Much of the movement’s success in uniting such a large and diverse constituency (Moe Tucker of the band Velvet Underground has been a vocal supporter) can be attributed to a desire to maintain a steadfast focus on the economy, and in particular government spending. Another lesson for New Zealand?

For an interesting pre-election view on the biggest myths of the mid-term elections which covers Tea Party misconceptions, read Kimberly Strassel’s article.

Australians Prefer First-Past-the-Post

An interesting poll here commissioned by the Institute of Public Affairs, a Melbourne thinktank.

The Newspoll survey finds that most Australians (57%) support a first-past-the-post (FPP) voting system compared with 37% who support Australia’s current preferential system.

Both systems are constituency-based compared with MMP, which is a proportional system – the make-up of parliament is essentially determined by the party vote.

Both FPP and a preferential voting (PV) system will be on the ballot paper for next year’s MMP referendum.  The two systems will also be the subject of a referendum next year in the United Kingdom.

PV can encourage strategic voting and is not necessarily an accurate reflection of voters’ preferences.  All voting systems have pros and cons.  The great political philosopher Karl Popper considered the key feature of a good democratic system was the ability it gave voters to throw out a government it disliked.  FPP does that decisively whereas PR systems like MMP don’t.

The full study is here

RIP Graeme Hunt

Graeme Hunt 1952-2010

 

It was with deep sadness that I learned of the sudden death of Graeme Hunt today. Graeme was a widely-respected author, historian and journalist, and a tireless campaigner for electoral reform in New Zealand.   

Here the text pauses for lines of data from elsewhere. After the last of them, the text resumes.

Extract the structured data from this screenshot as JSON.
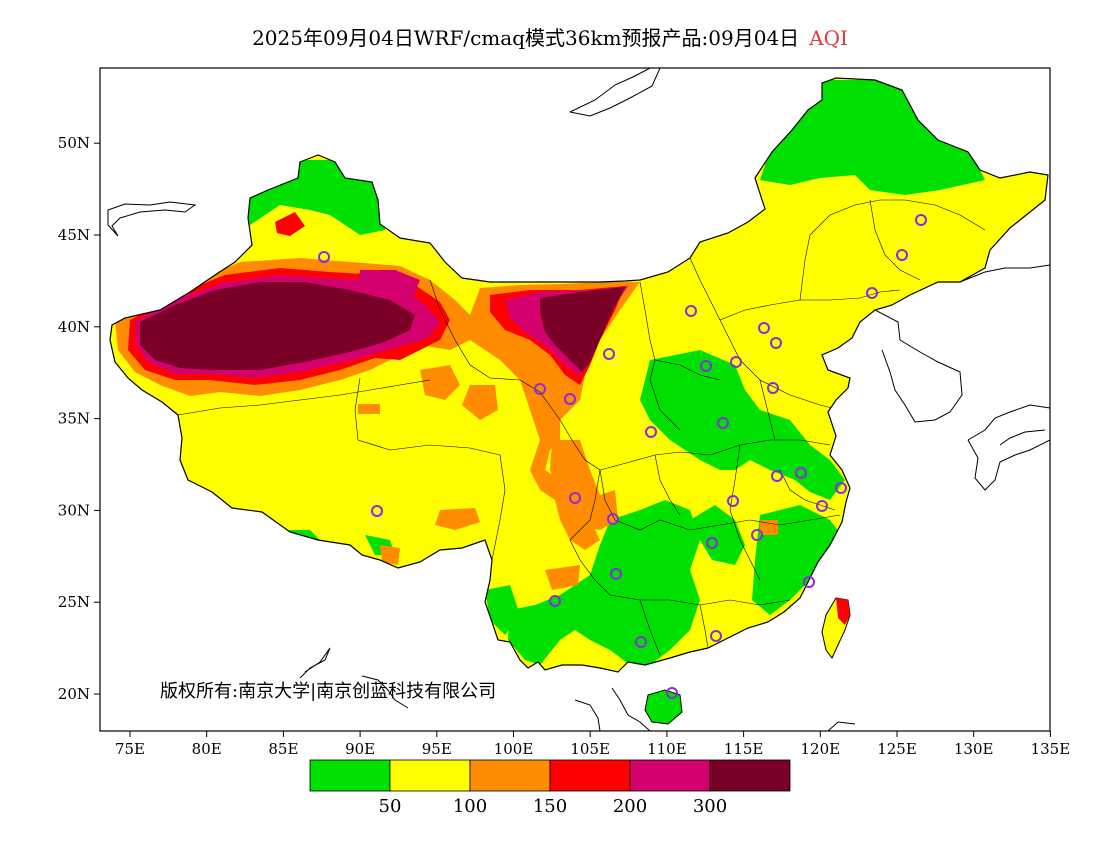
{
  "title": {
    "text": "2025年09月04日WRF/cmaq模式36km预报产品:09月04日",
    "variable": "AQI",
    "variable_color": "#e03a3a"
  },
  "copyright": "版权所有:南京大学|南京创蓝科技有限公司",
  "map": {
    "lon_ticks": [
      "75E",
      "80E",
      "85E",
      "90E",
      "95E",
      "100E",
      "105E",
      "110E",
      "115E",
      "120E",
      "125E",
      "130E",
      "135E"
    ],
    "lat_ticks": [
      "20N",
      "25N",
      "30N",
      "35N",
      "40N",
      "45N",
      "50N"
    ]
  },
  "legend": {
    "colors": [
      "#00e000",
      "#ffff00",
      "#ff8c00",
      "#ff0000",
      "#d4006e",
      "#7b0028"
    ],
    "labels": [
      "50",
      "100",
      "150",
      "200",
      "300"
    ]
  }
}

He was also standing as an independent candidate for the Albany ward of the new Auckland Council and was reportedly leading in the polls.   

Graeme was passionate about New Zealand history and one of our foremost business historians. He was a walking encyclopaedia who, while chatting, could go into extraordinary detail about a huge variety of topics including long-forgotten people, places, organisations and issues.   

Together with Peter Shirtcliffe, Graeme founded the Put MMP to the Vote lobby group and it’s extremely sad that he won’t be here to see the outcome of the referendum at next year’s election. Graeme wrote the book on Why MMP Must Go and has been a commentator on the subject since before the system was implemented. I greatly admired his tenacity in this regard – a largely thankless task that he pursued relentlessly because he believed New Zealand would be a better place without MMP.  Those of us who share that view should, in Graeme’s memory, redouble our efforts to make the case for change.   

Graeme was an award-winning journalist and former editor-at-large of the National Business Review. The NBR reported his death this morning.   

I’ve lost a good friend and a much respected colleague, and New Zealand has lost one of its most talented and public-spirited journalists.   

My sincere condolences go to his wife Saluma and his son Robert and daughter Ellen.